Vous savez combien je suis attaché aux communautés chrétiennes du Proche et du Moyen-Orient. Vos relations anciennes avec cette région, la Terre Sainte et le Liban notamment, m’incitent à demander instamment aux chrétiens de France de leur demeurer fidèles. Ces chrétiens, qui maintiennent vivant un héritage irremplaçable, comptent sur votre appui fraternel à de multiples points de vue. Honorez leur confiance alors que, pour eux, le temps de l’épreuve se prolonge!
Je ne saurais achever mon propos sans rappeler le rôle de pionnier joué par des catholiques français, comme Pauline Jaricot, dans la fondation des Œuvres pontificales missionnaires. Ne manquez pas de promouvoir chez vous ces institutions qui demeurent indispensables, tant pour soutenir de nombreuses communautés chrétiennes répandues dans le monde que pour garder vivant le dynamisme missionnaire dans les Églises plus anciennes.

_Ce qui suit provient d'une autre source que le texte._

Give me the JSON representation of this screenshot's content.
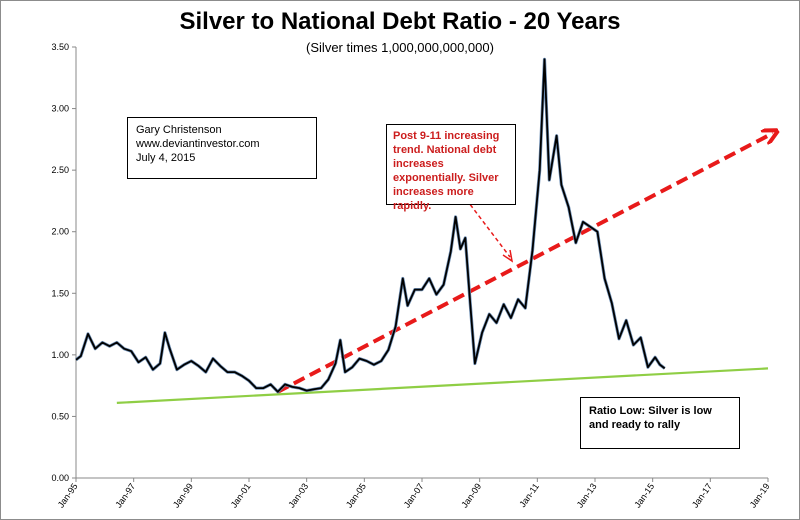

5. Parfois, le poids des difficultés rencontrées dans vos diocèses peut conduire à hésiter devant un engagement exigeant pour la solidarité ecclésiale au-delà des frontières. Mais ne savons-nous pas que l’ouverture à l’autre et la générosité amènent à dépasser ses propres limites? Il s’agit ici de la mission que le Christ a donnée à son Église, et de la simple exigence de la communion entre tous les membres du Corps du Christ. Évêques, votre appartenance au Collège des successeurs des Apôtres fait de vous les premiers responsables d’une solidarité qui s’étend à l’Église universelle.
La sainte patronne des missions est de votre région. Depuis Lisieux, Thérèse de l’Enfant-Jésus et de la Sainte-Face a fait rayonner dans le monde son ardeur missionnaire. Son enseignement spirituel, d’une lumineuse simplicité, continue de toucher les fidèles de toutes conditions et de toutes cultures. Il est juste que nous lui demandions d’aider les catholiques de France à suivre sa voie de sainteté et à développer leur solidarité avec leurs frères d’Europe, d’Afrique et d’autres parties du monde pour partager les dons reçus du Christ, notre salut.

De tout cœur, j’appelle sur vous et sur vos communautés diocésaines la Bénédiction de Dieu.


[1] Synodi Episc. Europae Declaratio, 10.